Letters to the Editor: I fled communism in Cuba. Everyone there is oppressed, no matter their ethnicity
To the editor: In her recent column urging a shift in Cuba policy, Jean Guerrero makes two tragic but typical mistakes.
First, she pits Cuban whites against Cuban persons of color, assuming that the prosperity of whites (it was the rich ones, after all, who fled the communist regime, wasn’t it?) numbs them to the plight of their fellow Cubans.
As a white Marielito Cuban who lived in abject poverty for the first 13 years of his life under the Cuban regime’s oppression, and having met many like me during my time in that country, I can assure Guerrero that in Cuba, people of all skin colors suffer the same plight.
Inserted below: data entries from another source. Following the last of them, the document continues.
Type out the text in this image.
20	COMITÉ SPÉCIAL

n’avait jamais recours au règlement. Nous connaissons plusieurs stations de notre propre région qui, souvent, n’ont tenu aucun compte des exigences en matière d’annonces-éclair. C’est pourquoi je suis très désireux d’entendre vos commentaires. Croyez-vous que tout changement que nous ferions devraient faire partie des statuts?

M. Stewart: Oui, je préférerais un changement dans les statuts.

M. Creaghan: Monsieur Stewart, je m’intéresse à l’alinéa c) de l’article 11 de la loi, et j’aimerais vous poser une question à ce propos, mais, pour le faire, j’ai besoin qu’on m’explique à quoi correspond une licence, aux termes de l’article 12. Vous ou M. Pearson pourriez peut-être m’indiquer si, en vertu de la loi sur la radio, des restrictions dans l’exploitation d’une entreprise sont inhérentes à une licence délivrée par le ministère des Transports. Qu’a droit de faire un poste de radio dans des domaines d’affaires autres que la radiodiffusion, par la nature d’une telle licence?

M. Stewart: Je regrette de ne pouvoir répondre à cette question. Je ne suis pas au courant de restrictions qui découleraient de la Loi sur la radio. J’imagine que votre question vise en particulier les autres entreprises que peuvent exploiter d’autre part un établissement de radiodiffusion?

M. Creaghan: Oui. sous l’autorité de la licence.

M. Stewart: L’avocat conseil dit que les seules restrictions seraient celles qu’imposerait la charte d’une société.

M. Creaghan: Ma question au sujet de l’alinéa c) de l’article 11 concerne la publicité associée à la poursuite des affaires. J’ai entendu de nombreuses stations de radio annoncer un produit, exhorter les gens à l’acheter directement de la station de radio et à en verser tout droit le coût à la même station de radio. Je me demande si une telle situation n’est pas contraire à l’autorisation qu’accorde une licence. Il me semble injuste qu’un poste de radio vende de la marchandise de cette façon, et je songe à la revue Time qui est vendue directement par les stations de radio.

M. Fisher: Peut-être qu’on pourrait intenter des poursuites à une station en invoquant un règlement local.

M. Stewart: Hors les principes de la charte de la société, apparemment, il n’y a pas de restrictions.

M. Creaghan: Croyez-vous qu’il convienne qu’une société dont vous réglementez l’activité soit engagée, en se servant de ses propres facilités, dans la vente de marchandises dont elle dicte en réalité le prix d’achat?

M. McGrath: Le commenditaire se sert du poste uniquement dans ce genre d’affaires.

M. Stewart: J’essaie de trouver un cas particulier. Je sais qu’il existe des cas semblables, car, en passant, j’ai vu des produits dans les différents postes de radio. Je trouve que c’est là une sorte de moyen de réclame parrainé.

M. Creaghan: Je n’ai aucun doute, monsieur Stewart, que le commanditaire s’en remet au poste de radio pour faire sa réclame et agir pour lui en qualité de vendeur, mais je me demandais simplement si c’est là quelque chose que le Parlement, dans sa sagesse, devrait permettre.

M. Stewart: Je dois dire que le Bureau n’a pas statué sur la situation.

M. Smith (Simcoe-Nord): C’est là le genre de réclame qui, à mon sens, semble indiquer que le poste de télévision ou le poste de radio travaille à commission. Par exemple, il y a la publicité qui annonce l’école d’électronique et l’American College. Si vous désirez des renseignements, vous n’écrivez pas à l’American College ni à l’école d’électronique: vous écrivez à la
Secondly, the assumption that economic relief will inspire Cubans to aspire to a more liberal system fails miserably when one considers China, another communist country. Anyone who thinks economic improvements or prosperity will necessarily bring about political change needs to understand the fact that regimes intent on retaining power have proved themselves unwilling to surrender any.
The U.S. economic embargo against Cuba may have failed miserably, but I was there when dollars from Miami and care packages with Lee jeans started rolling in. The communist regime and its oppression kept on ticking.
Eduardo Suastegui, Downey
To the editor: Cuba does have a communist government and is not a democracy, and that is also true for Vietnam and China, but companies still do business in the latter countries. Intel’s largest chip plant is in Vietnam.
The U.S. was instrumental in the overthrow of democracies in Honduras, El Salvador, Brazil, Iran, Egypt and Peru, and it supported the dictators in those countries as well as in Cuba prior to the hasty departure in 1959 of Fulgencio Batista, with many millions of dollars of the Cuban government’s money.
Cuba has a higher literacy rate and lower infant mortality rate than the United States. Heaven forbid that a country without white elites running it be allowed to prosper.
Bruce Stenman, Prunedale, Calif.
To the editor: Brava and thank you to Guerrero. After weeks of shoddy and partisan reporting in U.S. media on the Cuba protests, here is a simple, clear analysis of the current situation between the two countries.
Crucially, Guerrero well explains the race and class dynamics that are rarely discussed in U.S. reporting on Cuba.
On the subject of embargoes, isn’t it odd that no country has ever blockaded the United States for its actions in Vietnam, Central America, the Middle East and many other places?